Sara has a work ethic that I can't match and really don't want to. She has always gone in to work early and stayed late. She works harder for self-perfection and to make things run right than almost anyone I know. She is unbelievably organized. If I were to need an assistant, I would hire her in a minute, but I wouldn't be able to work with her very well. She would have expectations of me that I probably just couldn't reach and I wouldn't want to disappoint her.

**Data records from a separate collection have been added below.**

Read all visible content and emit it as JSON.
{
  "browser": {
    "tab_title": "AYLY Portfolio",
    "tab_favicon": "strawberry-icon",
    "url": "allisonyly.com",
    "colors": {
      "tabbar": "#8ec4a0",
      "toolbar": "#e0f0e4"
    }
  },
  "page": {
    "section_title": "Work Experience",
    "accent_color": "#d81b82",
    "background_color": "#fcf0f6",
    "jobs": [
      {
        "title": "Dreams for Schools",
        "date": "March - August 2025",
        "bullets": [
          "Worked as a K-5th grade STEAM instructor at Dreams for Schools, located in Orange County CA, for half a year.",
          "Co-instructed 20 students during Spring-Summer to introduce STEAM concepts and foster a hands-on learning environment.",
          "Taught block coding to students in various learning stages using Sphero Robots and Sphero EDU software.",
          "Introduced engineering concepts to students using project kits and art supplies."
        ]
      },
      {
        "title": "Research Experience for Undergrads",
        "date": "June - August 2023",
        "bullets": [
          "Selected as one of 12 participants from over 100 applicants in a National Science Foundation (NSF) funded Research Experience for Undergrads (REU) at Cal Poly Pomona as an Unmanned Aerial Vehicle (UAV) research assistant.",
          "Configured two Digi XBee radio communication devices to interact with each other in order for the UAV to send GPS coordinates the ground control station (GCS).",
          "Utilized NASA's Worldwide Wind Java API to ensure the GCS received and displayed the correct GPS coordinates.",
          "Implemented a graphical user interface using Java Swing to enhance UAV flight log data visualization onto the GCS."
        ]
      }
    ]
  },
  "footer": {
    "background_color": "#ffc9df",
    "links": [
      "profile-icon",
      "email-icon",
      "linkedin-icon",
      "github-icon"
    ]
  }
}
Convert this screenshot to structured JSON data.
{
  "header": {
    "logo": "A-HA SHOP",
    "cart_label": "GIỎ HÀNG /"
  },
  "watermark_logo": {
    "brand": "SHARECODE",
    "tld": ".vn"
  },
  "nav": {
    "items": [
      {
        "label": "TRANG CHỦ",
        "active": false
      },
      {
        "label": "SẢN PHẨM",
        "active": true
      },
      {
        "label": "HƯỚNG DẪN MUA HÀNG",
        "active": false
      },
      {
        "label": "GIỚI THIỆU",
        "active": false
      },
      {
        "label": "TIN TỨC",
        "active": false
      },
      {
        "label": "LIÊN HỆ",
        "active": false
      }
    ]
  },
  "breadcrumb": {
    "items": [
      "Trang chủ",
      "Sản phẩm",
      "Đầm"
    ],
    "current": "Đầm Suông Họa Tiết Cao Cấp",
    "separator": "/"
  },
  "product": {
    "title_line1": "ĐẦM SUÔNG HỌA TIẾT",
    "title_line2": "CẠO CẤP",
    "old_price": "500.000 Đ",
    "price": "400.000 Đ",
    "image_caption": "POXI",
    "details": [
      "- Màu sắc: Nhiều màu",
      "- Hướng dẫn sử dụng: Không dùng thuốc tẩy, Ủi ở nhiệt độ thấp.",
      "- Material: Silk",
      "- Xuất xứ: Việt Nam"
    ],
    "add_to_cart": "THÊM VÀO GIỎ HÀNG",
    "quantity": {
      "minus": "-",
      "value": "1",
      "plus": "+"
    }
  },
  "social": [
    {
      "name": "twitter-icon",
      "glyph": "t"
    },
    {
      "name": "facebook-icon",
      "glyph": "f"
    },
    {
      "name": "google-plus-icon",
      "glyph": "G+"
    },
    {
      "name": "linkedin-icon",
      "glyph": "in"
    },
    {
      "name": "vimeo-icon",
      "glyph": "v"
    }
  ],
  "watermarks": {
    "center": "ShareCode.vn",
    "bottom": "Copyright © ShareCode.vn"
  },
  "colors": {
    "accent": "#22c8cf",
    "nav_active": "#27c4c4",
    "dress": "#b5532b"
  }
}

How big can her heart be? An old childhood and lifelong friend of mine comes to stay with us for four months, in the summer, every year and has for about 15 years now. Ron was a last minute stand-in as a groom's man at our wedding. While in the service, he had an accident that left him partially paralyzed and on military disability. He hasn't done a day's work since. He is a world-class slob. She loves him like a brother and treats him just like one of the family. She fusses at him when he doesn't do something he should or when he does something that he shouldn't. She absolutely won't put up with any of his "I can't do that. I'm handicapped." crap either. Ron wears contact lenses. Several years ago, he was complaining about not being able to wear them and how much he would like to do so. He thought he wouldn't be able to put them in and take them out. She pushed and pulled and nudged and scolded him to go to the eye doctor until he finally did it. Now he hardly ever wears glasses. I love her even more for loving him.
My Sara is human. She cries sometimes when she is sad or feels bad. She has been known to grumble when things don't go right. She hates for any WFU Deacons team to loose. She doesn't appreciate the art of baseball. Rarely does she hit a golf ball that gets into the air. I don't think she's ever done a vindictive thing in her life, but she can talk a good game. She forgets to use her turn signal sometimes. With that said, I still see so very much of Christ in her. She holds me and comforts me when I am sick in body or mind or spirit. She encourages me to look after myself, but she does her very best to look after me when I can't or won't. She has dropped everything to rescue me when I absolutely had to be rescued and couldn't help myself. She has raised children and is helping to raise grandchildren who love her and love to be with her.
On my 65th birthday, she gave me a card in which she had written, "I will love you forever." I don't know how long forever is, but I know that I'll love her forever plus a day. My hope and prayer is that I will not fail too badly in being lovable and that I will not fail in letting her know often how very much she is loved.